A prática política de aproximação da região na última década não perdeu, contudo, o cerne da diversidade, ao manter relações estratégicas com diversos centros econômicos, além do engajamento efetivo nas questões Sul-Sul. Portanto, quando se pensa em direção à projeção e ao fortalecimento das posições negociadoras sul-americanas no cenário regional e internacional, se está traduzindo, ao mesmo tempo, o desejo de revisão da estrutura de poder imposta desde cima, denunciando a formação injusta e antidemocrática do velho sistema tal como concebido pelas grandes potências.
Quanto ao livro do Kelly (esse post não é uma resenha), é bom e vale a leitura de qualquer forma, mas uma leitura sem muitos questionamentos. Algo do tipo “aceita que dói menos”… tal como os países desenvolvidos gostariam de falar para os atrasados… ou será que esta frase está mudando de boca?
REFERÊNCIAS
BANDYOPADHYAYA, Jayantanuja. A General Theory of International Relations. New Delhi: Allied Publishers Limited, 1993.
KELLY, Philip. Checkerboards and Shatterbelts: The Geopolitics of South America. Austin: University of Texas Press, 1997.
WEBER, Max. Ciência e Política. Duas vocações. Tradução: Jean Melville. São Paulo: Martin Claret, 2002.
De fato o livro não é muito pretensioso, funciona mais como um inventário das teorias geopolíticas existentes na América do Sul do que como uma teoria inovadora baseada na idéia de checkerboards e shatterbelts. O mais interessante é perceber o sucesso que a geopolítica angariou nos círculos militares sul-americanos e o próprio recorte de América do Sul que o autor adota, se diferenciando de um recorte latino-americano geralmente utilizado pelos norte-americanos. Não conhecia a origem da teoria da mandala bem apresentada no seu artigo e concordo plenamente com a inadequação de sua aplicação para a América do Sul. Entendi que o tabuleiro de xadrez não é mandala. Gostei do artigo, situa bem a falha do argumento principal do livro. (Licio Monteiro)

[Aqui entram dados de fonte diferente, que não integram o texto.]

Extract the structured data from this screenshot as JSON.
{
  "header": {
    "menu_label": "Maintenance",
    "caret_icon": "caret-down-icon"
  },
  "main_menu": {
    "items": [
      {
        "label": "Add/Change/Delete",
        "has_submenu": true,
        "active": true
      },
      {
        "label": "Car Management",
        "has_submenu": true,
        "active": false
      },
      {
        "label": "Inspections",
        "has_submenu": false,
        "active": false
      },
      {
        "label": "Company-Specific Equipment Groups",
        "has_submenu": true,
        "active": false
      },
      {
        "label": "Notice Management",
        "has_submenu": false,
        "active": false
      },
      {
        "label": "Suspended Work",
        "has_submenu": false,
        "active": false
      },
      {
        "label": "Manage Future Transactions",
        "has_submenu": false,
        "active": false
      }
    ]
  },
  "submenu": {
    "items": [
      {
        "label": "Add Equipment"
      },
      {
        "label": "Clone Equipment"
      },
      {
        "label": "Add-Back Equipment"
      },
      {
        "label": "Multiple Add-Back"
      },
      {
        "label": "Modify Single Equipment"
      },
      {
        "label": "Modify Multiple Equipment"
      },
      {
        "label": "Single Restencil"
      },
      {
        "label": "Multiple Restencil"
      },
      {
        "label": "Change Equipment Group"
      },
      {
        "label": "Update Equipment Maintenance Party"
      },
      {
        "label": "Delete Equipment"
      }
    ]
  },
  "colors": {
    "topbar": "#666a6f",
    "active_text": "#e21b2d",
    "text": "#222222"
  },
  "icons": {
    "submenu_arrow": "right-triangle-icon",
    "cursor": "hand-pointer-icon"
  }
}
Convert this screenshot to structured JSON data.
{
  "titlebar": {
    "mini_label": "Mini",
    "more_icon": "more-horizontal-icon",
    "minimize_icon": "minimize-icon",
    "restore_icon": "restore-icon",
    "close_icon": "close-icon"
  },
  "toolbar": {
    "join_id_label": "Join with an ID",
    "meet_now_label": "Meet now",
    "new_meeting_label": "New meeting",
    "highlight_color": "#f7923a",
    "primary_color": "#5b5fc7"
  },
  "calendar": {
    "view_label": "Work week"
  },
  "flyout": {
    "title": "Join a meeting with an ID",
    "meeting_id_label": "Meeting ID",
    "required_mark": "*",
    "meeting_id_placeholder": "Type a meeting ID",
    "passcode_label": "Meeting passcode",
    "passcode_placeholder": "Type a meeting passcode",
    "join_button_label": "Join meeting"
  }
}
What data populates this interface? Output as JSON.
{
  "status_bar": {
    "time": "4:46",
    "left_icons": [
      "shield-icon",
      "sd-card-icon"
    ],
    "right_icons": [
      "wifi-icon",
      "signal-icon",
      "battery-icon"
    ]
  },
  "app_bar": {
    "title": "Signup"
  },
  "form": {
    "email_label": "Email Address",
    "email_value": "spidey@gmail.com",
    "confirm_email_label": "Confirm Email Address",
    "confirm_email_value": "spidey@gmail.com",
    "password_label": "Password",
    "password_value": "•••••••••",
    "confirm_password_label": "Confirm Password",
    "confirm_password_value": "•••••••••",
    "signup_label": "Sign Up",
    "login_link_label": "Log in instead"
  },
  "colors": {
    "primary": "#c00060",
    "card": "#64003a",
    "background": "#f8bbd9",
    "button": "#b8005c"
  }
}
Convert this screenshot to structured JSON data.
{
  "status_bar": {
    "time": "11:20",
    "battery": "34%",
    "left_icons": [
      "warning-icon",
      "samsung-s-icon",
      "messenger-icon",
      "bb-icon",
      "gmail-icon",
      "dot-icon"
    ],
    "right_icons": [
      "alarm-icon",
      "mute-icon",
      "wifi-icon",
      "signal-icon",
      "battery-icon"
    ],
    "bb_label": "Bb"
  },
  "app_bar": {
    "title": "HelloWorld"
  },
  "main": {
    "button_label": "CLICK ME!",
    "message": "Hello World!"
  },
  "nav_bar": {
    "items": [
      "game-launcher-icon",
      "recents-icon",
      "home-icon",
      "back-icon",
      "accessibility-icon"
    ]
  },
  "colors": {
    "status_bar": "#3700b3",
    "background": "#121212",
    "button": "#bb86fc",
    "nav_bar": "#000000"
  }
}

Glauber, seu texto demonstra que geopolítica serve para muito mais coisas do que simplesmente fazer guerras, apesar de uma insistência de autores da área em partir da premissa da violência para pensar as relações regionais e/ou interestatais. Aqueles que interesse, seu texto é uma ótima introdução aos estudos de Kelly e um instigante chamado aos estudos de Kautilya. Com relação a América do Sul, o Barão do Rio Branco, quando assumiu o Ministério das Relações Exteriores, colocou como objetivo pessoal resolver todos os problemas de fronteira do Brasil, pois para ele esse era um dos focos centrais dos conflitos entre os Estados no sistema interestatal. Pouco antes de falecer, ele havia esquematizado um projeto de integração econômica entre Brasil, Argentina e Chile (o Pacto ABC), como fundamental para a paz e para o desenvolvimento da região. Talvez este Diplomata (com D maiúsculo) ainda tenha muitas coisas a nos ensinar sobre paz, desenvolvimento e América do Sul.
Licio, agradeço seu comentário. Não sei se viu, mas atualizei o texto com um link para o pdf do Arthashastra. Os dois temas principais que vc aborda – geopolítica/militares e América do Sul/América Latina – darão, certamente, novos posts, pois são temas muito interessantes! Volte sempre!
Larissa… pois é… essa aproximação geopolítica/militares que o Licio também apontou acima é algo a ser mais discutido. Aliás, deve ser sempre discutida. Não só para desmistificar essa "premissa da violência" como vc aponta, mas para aproximar os estudos estratégicos da sociedade civil (que de alguma forma, creio, o curso de Defesa, da UFRJ, tem feito. Tem?) Quanto ao Barão… fica a dica para o seu post… sei de sua "queda" por ele…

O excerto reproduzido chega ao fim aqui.